|Zhang stands in front of a field planted with different varieties of wheat in Xiangyang. [China Daily]|
As the Chinese saying goes, a seed can change the world; a variety can benefit a nation.
Zhang Daorong, who has spent the last 26 years cultivating 13 new varieties of wheat and contributing to national food security efforts, has done both.
The 50-year-old, who is dubbed the "mother of wheat", is a researcher at the Xiangyang Academy of Agricultural Sciences in Xiangyang City, Hubei Province. Xiangyang is the largest wheat production area in the province, and the yield in the city accounts for more than 40 percent of the provincial total.
The wheat varieties developed by Zhang and her colleagues have been grown on 2 million hectares of farmland and have generated net profits of over 100 million yuan ($14 million).
One of them produces large seed heads and is highly resistant to stripe rust; another is highly resistant to pre-harvest sprouting, which results in a decrease of the grain yield and affects the quality of flour and seed value for the following year.
Some are more suitable for making bread, and some are among the raw materials used to make the distiller's yeast for renowned alcohol brand Kweichow Moutai.

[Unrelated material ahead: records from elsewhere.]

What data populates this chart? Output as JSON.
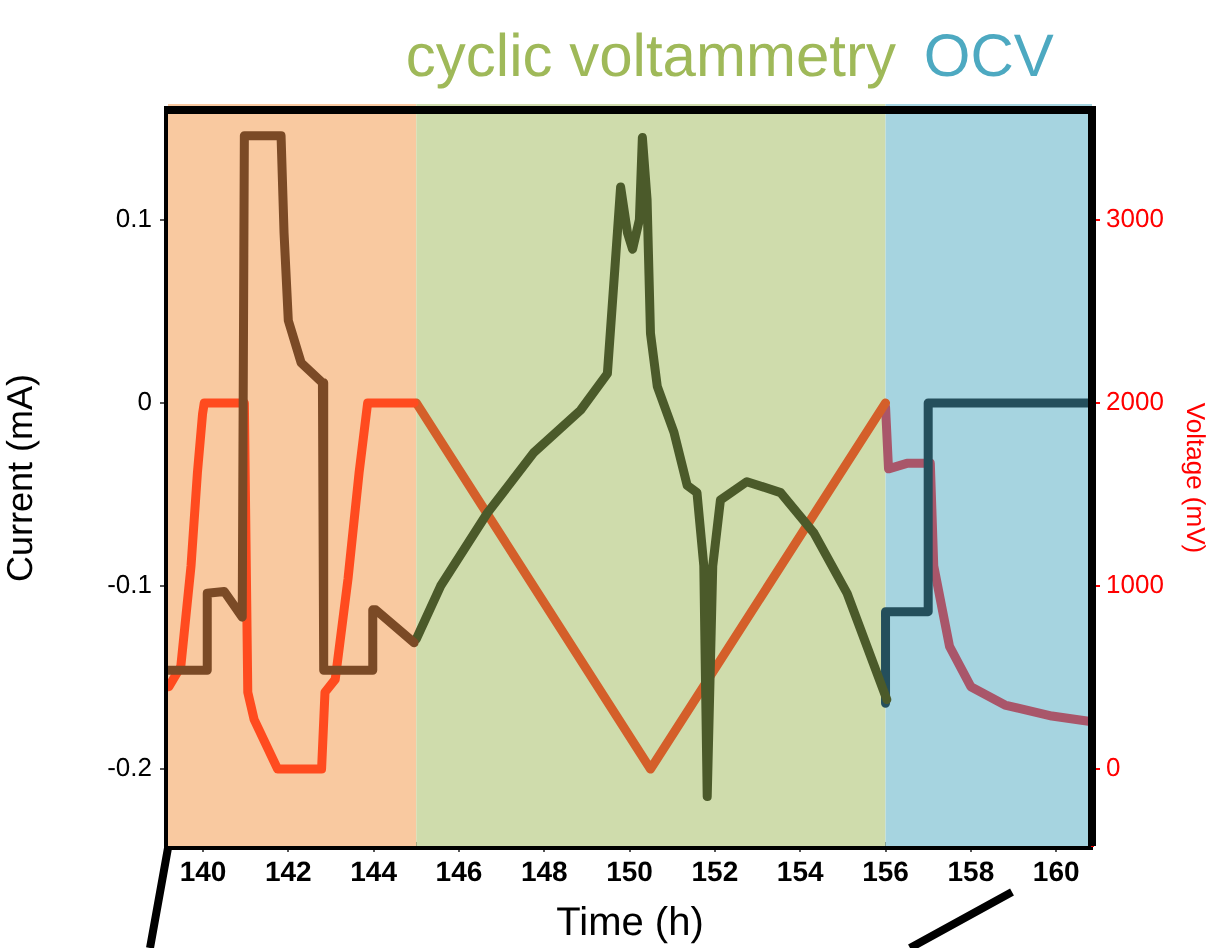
{
  "chart_data": {
    "type": "line",
    "xlabel": "Time (h)",
    "ylabel": "Current (mA)",
    "y2label": "Voltage (mV)",
    "xlim": [
      139.18,
      160.84
    ],
    "xticks": [
      140,
      142,
      144,
      146,
      148,
      150,
      152,
      154,
      156,
      158,
      160
    ],
    "ylim": [
      -0.242,
      0.16
    ],
    "yticks": [
      -0.2,
      -0.1,
      0,
      0.1
    ],
    "y2lim": [
      -420,
      3600
    ],
    "y2ticks": [
      0,
      1000,
      2000,
      3000
    ],
    "grid": false,
    "legend": false,
    "marker": "none",
    "line_style": "solid",
    "bands": [
      {
        "axis": "x",
        "from": 139.18,
        "to": 145,
        "label": null,
        "color": "#f9c9a0"
      },
      {
        "axis": "x",
        "from": 145,
        "to": 156,
        "label": "cyclic voltammetry",
        "color": "#cfdcac"
      },
      {
        "axis": "x",
        "from": 156,
        "to": 160.84,
        "label": "OCV",
        "color": "#a6d4e0"
      }
    ],
    "series": [
      {
        "color": "#7b4a26",
        "x": [
          139.2,
          140.1,
          140.1,
          140.5,
          140.92,
          140.97,
          141.83,
          141.9,
          142.0,
          142.3,
          142.8,
          142.83,
          143.98,
          143.98,
          144.05,
          144.95
        ],
        "values": [
          -0.146,
          -0.146,
          -0.104,
          -0.103,
          -0.117,
          0.146,
          0.146,
          0.093,
          0.045,
          0.022,
          0.011,
          -0.146,
          -0.146,
          -0.113,
          -0.113,
          -0.131
        ]
      },
      {
        "color": "#4b5a2a",
        "x": [
          145.0,
          145.57,
          146.67,
          147.76,
          148.85,
          149.48,
          149.66,
          149.79,
          149.95,
          150.07,
          150.23,
          150.3,
          150.41,
          150.49,
          150.65,
          151.04,
          151.35,
          151.58,
          151.74,
          151.82,
          151.95,
          152.13,
          152.75,
          153.54,
          154.32,
          155.1,
          156.03
        ],
        "values": [
          -0.129,
          -0.1,
          -0.06,
          -0.027,
          -0.004,
          0.016,
          0.075,
          0.118,
          0.093,
          0.084,
          0.1,
          0.145,
          0.111,
          0.038,
          0.009,
          -0.016,
          -0.045,
          -0.049,
          -0.089,
          -0.215,
          -0.089,
          -0.053,
          -0.043,
          -0.049,
          -0.071,
          -0.104,
          -0.162
        ]
      },
      {
        "color": "#244f5c",
        "x": [
          156.0,
          156.0,
          157.0,
          157.0,
          160.8
        ],
        "values": [
          -0.164,
          -0.114,
          -0.114,
          0,
          0
        ]
      },
      {
        "color": "#ff4b1f",
        "axis": "y2",
        "x": [
          139.2,
          139.48,
          139.72,
          139.87,
          139.99,
          140.03,
          140.97,
          141.05,
          141.2,
          141.75,
          142.78,
          142.86,
          143.1,
          143.4,
          143.66,
          143.86,
          144.95
        ],
        "values": [
          450,
          560,
          1110,
          1620,
          1940,
          2000,
          2000,
          420,
          270,
          0,
          0,
          420,
          490,
          1040,
          1620,
          2000,
          2000
        ]
      },
      {
        "color": "#d45f2a",
        "axis": "y2",
        "x": [
          145.0,
          150.49,
          156.0
        ],
        "values": [
          2000,
          0,
          2000
        ]
      },
      {
        "color": "#a9566a",
        "axis": "y2",
        "x": [
          156.0,
          156.07,
          156.5,
          157.05,
          157.13,
          157.5,
          158.0,
          158.8,
          159.9,
          160.8
        ],
        "values": [
          1980,
          1640,
          1670,
          1670,
          1110,
          670,
          450,
          350,
          290,
          260
        ]
      }
    ]
  }
}
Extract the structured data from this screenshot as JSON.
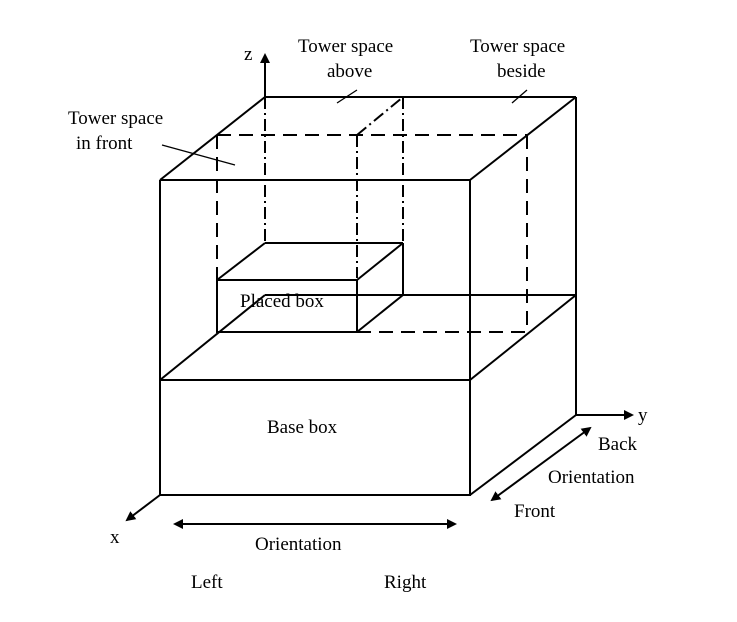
{
  "labels": {
    "tower_above_1": "Tower space",
    "tower_above_2": "above",
    "tower_beside_1": "Tower space",
    "tower_beside_2": "beside",
    "tower_front_1": "Tower space",
    "tower_front_2": "in front",
    "placed_box": "Placed box",
    "base_box": "Base box",
    "axis_z": "z",
    "axis_y": "y",
    "axis_x": "x",
    "back": "Back",
    "orientation_depth": "Orientation",
    "front": "Front",
    "orientation_width": "Orientation",
    "left": "Left",
    "right": "Right"
  },
  "colors": {
    "line": "#000000",
    "background": "#ffffff"
  }
}
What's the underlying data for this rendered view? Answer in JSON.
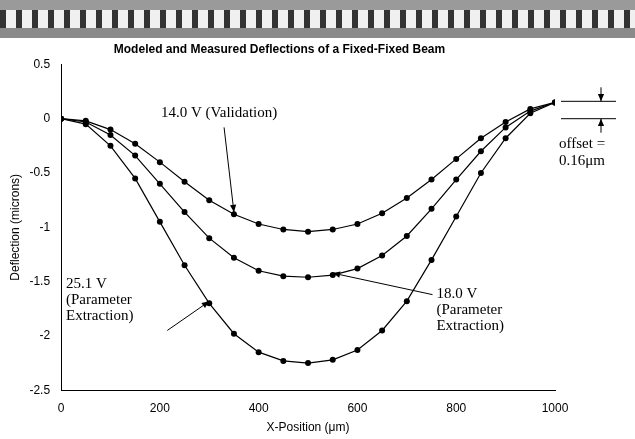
{
  "chart_data": {
    "type": "line",
    "title": "Modeled and Measured Deflections of a Fixed-Fixed Beam",
    "x_label": "X-Position (μm)",
    "y_label": "Deflection (microns)",
    "xlim": [
      0,
      1000
    ],
    "ylim": [
      -2.5,
      0.5
    ],
    "xticks": [
      0,
      200,
      400,
      600,
      800,
      1000
    ],
    "yticks": [
      -2.5,
      -2,
      -1.5,
      -1,
      -0.5,
      0,
      0.5
    ],
    "grid": false,
    "x": [
      0,
      50,
      100,
      150,
      200,
      250,
      300,
      350,
      400,
      450,
      500,
      550,
      600,
      650,
      700,
      750,
      800,
      850,
      900,
      950,
      1000
    ],
    "series": [
      {
        "name": "14.0 V (Validation)",
        "color": "#000000",
        "marker": "circle",
        "line_style": "solid",
        "values": [
          0,
          -0.02,
          -0.1,
          -0.23,
          -0.4,
          -0.58,
          -0.75,
          -0.88,
          -0.97,
          -1.02,
          -1.04,
          -1.02,
          -0.97,
          -0.87,
          -0.73,
          -0.56,
          -0.37,
          -0.18,
          -0.03,
          0.09,
          0.15
        ]
      },
      {
        "name": "18.0 V (Parameter Extraction)",
        "color": "#000000",
        "marker": "circle",
        "line_style": "solid",
        "values": [
          0,
          -0.03,
          -0.15,
          -0.34,
          -0.6,
          -0.86,
          -1.1,
          -1.28,
          -1.4,
          -1.45,
          -1.46,
          -1.44,
          -1.38,
          -1.26,
          -1.08,
          -0.83,
          -0.56,
          -0.3,
          -0.08,
          0.07,
          0.15
        ]
      },
      {
        "name": "25.1 V (Parameter Extraction)",
        "color": "#000000",
        "marker": "circle",
        "line_style": "solid",
        "values": [
          0,
          -0.05,
          -0.25,
          -0.55,
          -0.95,
          -1.35,
          -1.7,
          -1.98,
          -2.15,
          -2.23,
          -2.25,
          -2.22,
          -2.13,
          -1.95,
          -1.68,
          -1.3,
          -0.9,
          -0.5,
          -0.18,
          0.05,
          0.15
        ]
      }
    ],
    "annotations": [
      {
        "text": "offset = 0.16μm",
        "value": 0.16
      }
    ]
  }
}
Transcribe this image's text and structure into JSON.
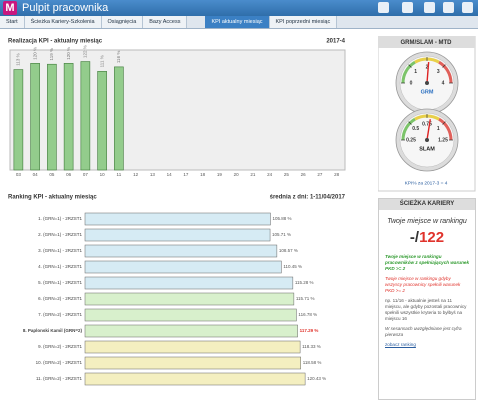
{
  "header": {
    "logo": "M",
    "title": "Pulpit pracownika"
  },
  "tabs": {
    "left": [
      "Start",
      "Ścieżka Kariery-Szkolenia",
      "Osiągnięcia",
      "Bazy Access"
    ],
    "right": [
      "KPI aktualny miesiąc",
      "KPI poprzedni miesiąc"
    ],
    "active_right": 0
  },
  "chart_data": [
    {
      "type": "bar",
      "title": "Realizacja KPI - aktualny miesiąc",
      "subtitle": "2017-4",
      "categories": [
        "03",
        "04",
        "05",
        "06",
        "07",
        "10",
        "11",
        "12",
        "13",
        "14",
        "17",
        "18",
        "19",
        "20",
        "21",
        "24",
        "25",
        "26",
        "27",
        "28"
      ],
      "values": [
        113,
        120,
        119,
        120,
        122,
        111,
        116,
        null,
        null,
        null,
        null,
        null,
        null,
        null,
        null,
        null,
        null,
        null,
        null,
        null
      ],
      "value_labels": [
        "113 %",
        "120 %",
        "119 %",
        "120 %",
        "122 %",
        "111 %",
        "116 %",
        null,
        null,
        null,
        null,
        null,
        null,
        null,
        null,
        null,
        null,
        null,
        null,
        null
      ],
      "ylim": [
        0,
        135
      ],
      "color": "#93cc8c"
    },
    {
      "type": "hbar",
      "title": "Ranking KPI - aktualny miesiąc",
      "subtitle": "średnia z dni: 1-11/04/2017",
      "categories": [
        "1. (GRN=1) - 2RZST1",
        "2. (GRN=1) - 2RZST1",
        "3. (GRN=1) - 2RZST1",
        "4. (GRN=1) - 2RZST1",
        "5. (GRN=1) - 2RZST1",
        "6. (GRN=2) - 2RZST1",
        "7. (GRN=2) - 2RZST1",
        "8. Paplonski Kamil (GRN=2)",
        "9. (GRN=2) - 2RZST1",
        "10. (GRN=2) - 2RZST1",
        "11. (GRN=2) - 2RZST1"
      ],
      "values": [
        105.88,
        105.71,
        108.57,
        110.45,
        115.28,
        115.71,
        116.78,
        117.29,
        118.33,
        118.58,
        120.43
      ],
      "value_labels": [
        "105.88 %",
        "105.71 %",
        "108.57 %",
        "110.45 %",
        "115.28 %",
        "115.71 %",
        "116.78 %",
        "117.29 %",
        "118.33 %",
        "118.58 %",
        "120.43 %"
      ],
      "colors": [
        "#d6ebf4",
        "#d6ebf4",
        "#d6ebf4",
        "#d6ebf4",
        "#d6ebf4",
        "#d8f0cc",
        "#d8f0cc",
        "#d8f0cc",
        "#f4efc0",
        "#f4efc0",
        "#f4efc0"
      ],
      "highlight": 7,
      "xlim": [
        28,
        125
      ]
    },
    {
      "type": "gauge",
      "title": "GRM",
      "value": 2.1,
      "ylim": [
        0,
        4
      ],
      "yticks": [
        0,
        1,
        2,
        3,
        4
      ]
    },
    {
      "type": "gauge",
      "title": "SLAM",
      "value": 0.8,
      "ylim": [
        0.25,
        1.25
      ],
      "yticks": [
        0.25,
        0.5,
        0.75,
        1,
        1.25
      ]
    }
  ],
  "gauge_panel": {
    "title": "GRM/SLAM - MTD",
    "caption": "KPI% za 2017-3 = 4"
  },
  "career": {
    "title": "ŚCIEŻKA KARIERY",
    "subtitle": "Twoje miejsce w rankingu",
    "rank": "-/",
    "total": 122,
    "green_note": "Twoje miejsce w rankingu pracowników z spełniających warunek PKD >= 2",
    "red_note": "Twoje miejsce w rankingu gdyby wszyscy pracownicy spełnili warunek PKD >= 2",
    "example": "np. 11/16 - aktualnie jesteś na 11 miejscu, ale gdyby pozostali pracownicy spełnili wszystkie kryteria to byłbyś na miejscu 16",
    "note": "W sesansach uwzględniane jest cyfra pierwsza",
    "link": "zobacz ranking"
  }
}
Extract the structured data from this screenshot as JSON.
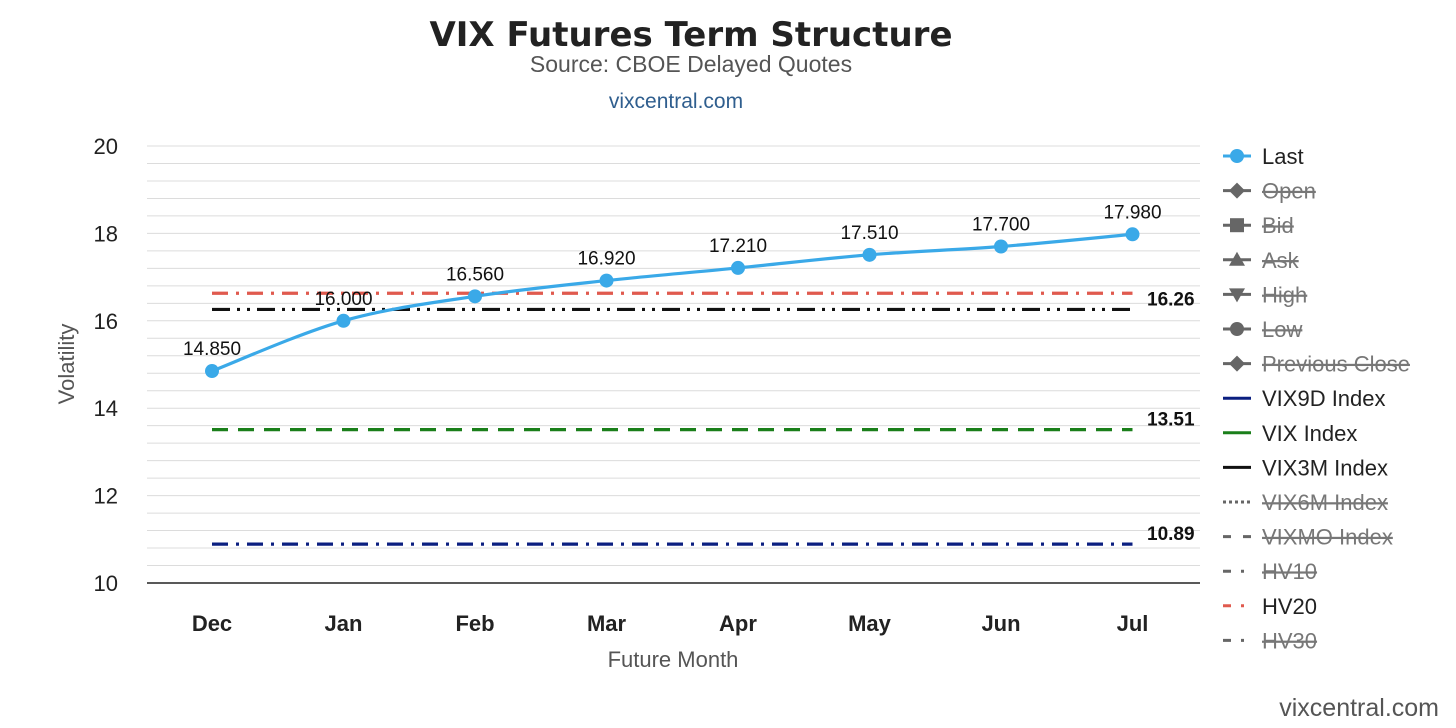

The research into new varieties requires strict standards and rigorous experiments.
"The first step is to find suitable parental types for a specific cultivation purpose. Then we try a hybrid combination," Zhang explained. "After several generations of trial and selection, and when characteristics remain stable, we begin a two-year process of yield testing and disease identification."
After several more rounds of tests, an application for evaluation and approval can be made to provincial or national authorities for market production.
"Generally speaking, a good new variety should produce high yields and stable production, show good resistance to bad conditions and be acceptable to the market," she added.
Wheat is planted in late October and matures in late May and early June. During the fallow period from June to September, Zhang said she doesn't rest because there is so much work to do, including data disposal, seed selection and planning for autumn sowing.
In her office, there is a 2-meter pile of materials related to a variety that has been cultivated for the last 18 years. Zhang said that the team planted 70,000 to 80,000 seedlings each year and were strict about conducting experiments, making records and analysis, before it passed approval in 2015.
"Key and core technologies cannot be taken, bought or begged for," she said.
When she graduated from the Heilongjiang Bayi Agricultural University in Daqing, Heilongjiang Province, in 1996, Zhang did not think she'd be dealing with agriculture for the rest of her life.
When she returned to her hometown in Xiangyang and joined the academy in 1997, she was not entirely satisfied with the job at first because the salary was low.
Over the last two decades though, working conditions and incomes for researchers have improved, and Zhang has also derived a great sense of achievement from studying agriculture.
She said that with the domestic and global economy still facing headwinds from the COVID-19 pandemic, it's her responsibility to work hard and contribute to food safety.
"Agricultural research work is hard and complicated. Sometimes your efforts do not pay off. All we can do then is think more, discuss more, ask more questions and find answers on the land," she said.
Today, Zhang's team is developing a semiwinterness wheat that produces high yields.
Zhou Fangju, a researcher at the academy, said that Zhang also cares about villages and farmers and promotes their research in rural areas.
"She also teaches younger researchers. Her spirit of innovation, dedication to work and empathy for people inspires us," Zhou said.